- O papa Leão XIV disse que o mundo precisa de mensagem de paz e coexistência após Trump o criticar nas redes sociais.
- Ele falava durante o voo da Argélia para Camarões, na segunda etapa de uma viagem de dez dias pela África, destacando a importância do diálogo entre comunidades.
- Em Yaoundé, o pontífice teve encontro com o primeiro-ministro e deve fazer um apelo pelo fim do conflito nas regiões de língua inglesa; a agenda inclui visita ao presidente Paul Biya.
- Trump já o havia chamado de “terrível” na véspera da viagem; o papa afirmou que continuará criticando a guerra, independentemente dos comentários.
- A viagem envolve quase dezoito mil quilômetros em dezoito voos para onze cidades; o maior evento deve ocorrer em Douala, com missa para cerca de seiscentos mil fiéis.
O Papa Leão XIV afirmou nesta quarta-feira que o mundo precisa ouvir uma mensagem de paz e convivência, após críticas do presidente dos EUA, Donald Trump, nas redes sociais. A declaração ocorreu durante o voo do papamóvel, entre Argélia e Camarões, na segunda etapa de uma viagem de 10 dias pela África.

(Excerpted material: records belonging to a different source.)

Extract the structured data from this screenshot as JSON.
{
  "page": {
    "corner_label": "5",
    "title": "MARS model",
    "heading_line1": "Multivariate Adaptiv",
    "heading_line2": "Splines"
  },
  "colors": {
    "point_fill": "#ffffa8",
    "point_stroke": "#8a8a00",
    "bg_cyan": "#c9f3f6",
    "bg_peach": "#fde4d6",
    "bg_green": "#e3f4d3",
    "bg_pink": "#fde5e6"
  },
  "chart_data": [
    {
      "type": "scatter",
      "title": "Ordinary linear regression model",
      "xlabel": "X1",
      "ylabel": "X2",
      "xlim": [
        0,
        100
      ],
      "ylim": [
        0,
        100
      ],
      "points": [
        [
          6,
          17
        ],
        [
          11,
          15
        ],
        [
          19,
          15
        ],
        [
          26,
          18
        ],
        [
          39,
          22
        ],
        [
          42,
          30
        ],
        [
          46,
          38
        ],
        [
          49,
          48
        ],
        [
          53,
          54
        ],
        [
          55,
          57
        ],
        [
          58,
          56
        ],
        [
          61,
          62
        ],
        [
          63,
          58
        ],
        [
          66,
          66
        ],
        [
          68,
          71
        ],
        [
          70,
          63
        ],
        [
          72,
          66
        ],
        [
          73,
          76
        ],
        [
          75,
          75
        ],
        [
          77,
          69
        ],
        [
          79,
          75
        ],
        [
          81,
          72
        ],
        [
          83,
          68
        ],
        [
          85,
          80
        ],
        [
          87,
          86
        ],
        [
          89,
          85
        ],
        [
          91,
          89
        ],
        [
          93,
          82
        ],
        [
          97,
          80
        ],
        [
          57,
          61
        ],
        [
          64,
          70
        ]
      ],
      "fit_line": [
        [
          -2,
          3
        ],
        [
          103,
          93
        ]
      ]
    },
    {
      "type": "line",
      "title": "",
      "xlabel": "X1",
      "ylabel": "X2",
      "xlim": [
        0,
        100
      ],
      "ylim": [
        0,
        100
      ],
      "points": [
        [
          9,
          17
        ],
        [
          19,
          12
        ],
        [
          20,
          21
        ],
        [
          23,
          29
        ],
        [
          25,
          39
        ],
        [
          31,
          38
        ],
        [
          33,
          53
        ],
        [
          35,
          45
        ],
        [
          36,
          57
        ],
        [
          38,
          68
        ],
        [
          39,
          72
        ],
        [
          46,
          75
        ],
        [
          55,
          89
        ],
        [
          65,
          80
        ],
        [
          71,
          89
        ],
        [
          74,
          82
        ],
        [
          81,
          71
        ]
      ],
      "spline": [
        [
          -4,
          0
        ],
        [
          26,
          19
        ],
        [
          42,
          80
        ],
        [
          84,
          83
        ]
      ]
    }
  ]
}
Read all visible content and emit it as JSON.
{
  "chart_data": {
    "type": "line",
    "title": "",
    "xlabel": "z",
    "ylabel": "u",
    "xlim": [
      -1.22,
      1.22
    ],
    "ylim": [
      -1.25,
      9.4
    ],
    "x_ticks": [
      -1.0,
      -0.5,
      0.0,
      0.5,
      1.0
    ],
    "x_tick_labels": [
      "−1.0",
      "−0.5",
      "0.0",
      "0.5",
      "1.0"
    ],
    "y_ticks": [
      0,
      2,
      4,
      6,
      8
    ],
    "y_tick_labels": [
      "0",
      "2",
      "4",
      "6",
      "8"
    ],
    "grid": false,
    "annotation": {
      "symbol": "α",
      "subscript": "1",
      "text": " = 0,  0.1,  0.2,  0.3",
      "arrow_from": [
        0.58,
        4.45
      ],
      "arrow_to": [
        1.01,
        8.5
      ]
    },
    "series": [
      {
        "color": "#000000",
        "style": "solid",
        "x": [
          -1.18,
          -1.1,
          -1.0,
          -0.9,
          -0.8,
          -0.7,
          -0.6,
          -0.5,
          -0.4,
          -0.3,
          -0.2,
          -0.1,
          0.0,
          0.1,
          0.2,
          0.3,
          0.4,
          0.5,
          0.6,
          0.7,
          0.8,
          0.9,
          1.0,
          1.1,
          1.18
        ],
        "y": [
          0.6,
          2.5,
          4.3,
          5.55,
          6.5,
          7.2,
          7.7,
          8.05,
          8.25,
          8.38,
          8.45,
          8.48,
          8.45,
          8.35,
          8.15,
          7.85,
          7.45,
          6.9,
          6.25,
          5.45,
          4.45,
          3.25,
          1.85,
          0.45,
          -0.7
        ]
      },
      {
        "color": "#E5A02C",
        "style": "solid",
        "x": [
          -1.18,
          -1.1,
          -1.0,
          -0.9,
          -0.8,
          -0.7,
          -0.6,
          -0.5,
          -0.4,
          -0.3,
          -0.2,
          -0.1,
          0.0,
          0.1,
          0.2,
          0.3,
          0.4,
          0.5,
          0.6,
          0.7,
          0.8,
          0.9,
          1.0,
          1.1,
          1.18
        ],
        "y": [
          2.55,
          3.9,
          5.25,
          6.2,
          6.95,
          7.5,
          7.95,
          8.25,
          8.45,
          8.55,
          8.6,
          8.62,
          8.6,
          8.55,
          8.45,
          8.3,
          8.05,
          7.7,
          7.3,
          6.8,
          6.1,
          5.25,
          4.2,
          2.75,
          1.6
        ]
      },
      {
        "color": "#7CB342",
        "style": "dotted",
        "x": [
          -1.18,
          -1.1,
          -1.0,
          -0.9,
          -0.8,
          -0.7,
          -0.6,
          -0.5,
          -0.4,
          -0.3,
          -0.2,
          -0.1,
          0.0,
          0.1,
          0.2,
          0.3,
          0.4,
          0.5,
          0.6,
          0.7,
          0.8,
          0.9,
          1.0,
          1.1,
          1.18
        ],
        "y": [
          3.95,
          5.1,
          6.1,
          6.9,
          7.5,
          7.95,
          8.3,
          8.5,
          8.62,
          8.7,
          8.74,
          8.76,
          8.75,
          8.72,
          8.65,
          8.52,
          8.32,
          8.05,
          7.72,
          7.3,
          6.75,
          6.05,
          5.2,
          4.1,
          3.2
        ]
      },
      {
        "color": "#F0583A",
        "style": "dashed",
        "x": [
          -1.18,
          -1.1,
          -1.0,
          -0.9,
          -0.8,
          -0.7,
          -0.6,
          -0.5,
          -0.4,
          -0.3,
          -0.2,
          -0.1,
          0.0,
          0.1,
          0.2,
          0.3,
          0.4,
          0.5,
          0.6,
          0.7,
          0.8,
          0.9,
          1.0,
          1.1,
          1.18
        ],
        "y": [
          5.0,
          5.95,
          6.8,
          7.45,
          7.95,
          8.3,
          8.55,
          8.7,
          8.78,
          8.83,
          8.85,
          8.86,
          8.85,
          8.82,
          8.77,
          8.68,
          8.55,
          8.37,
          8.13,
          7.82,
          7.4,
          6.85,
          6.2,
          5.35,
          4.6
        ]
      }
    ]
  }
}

Em Argel, o pontífice ressaltou que, mesmo com diferenças de crenças e modos de viver, é possível viver junto em paz. Em seguida, o Papa reforçou a ideia de que promover imagens de diálogo é essencial para o mundo atual.
Chegada a Yaoundé, capital de Camarões, o Papa recebeu o início de visita com cerimônia de boas-vindas. O primeiro-ministro local beijou sua mão ao descer do avião, e Leão XIV seguiu por tapete vermelho com convidados religiosos.
Críticas de Trump
Trump havia criticado Leão XIV como “terrível” na véspera da viagem e republicou publicação nas redes sociais na terça-feira (14). A reação entre católicos e republicanos nos EUA foi ampla, com críticas a esse tom do ex-presidente.
O Papa já havia avisado, na véspera, que pretende continuar criticando a guerra entre EUA, Israel e Irã. Em entrevista à Reuters, Leão XIV afirmou que manterá posicionamento público sobre o tema, independentemente de controvérsias.
Leão XIV também citou Santo Agostinho de Hipona, destacando a busca pela unidade entre povos e o respeito às diferenças. O pontífice permanece em Camarões, com agenda repleta de encontros oficiais e iniciativas de paz.
Agenda e desdobramentos da viagem
A visita prossegue em Camarões, Angola e Guiné Equatorial, com deslocamentos entre cidades. Em Yaoundé, está previsto um encontro com o presidente Paul Biya. O Papa planeja um apelo pelo fim de tensões na região anglófona.
Em Douala, a maior missa da viagem deve reunir cerca de 600 mil pessoas, evento considerado o ponto alto da visita. A organização envolve autoridades camaronesas e o Vaticano para garantir a segurança e a participação.
O Papa tem 70 anos e encara uma das viagens mais desafiadoras para um líder da Igreja Católica nas últimas décadas. A operação envolve quase 18 mil quilômetros em 18 voos, ressaltando a logística robusta da comitiva.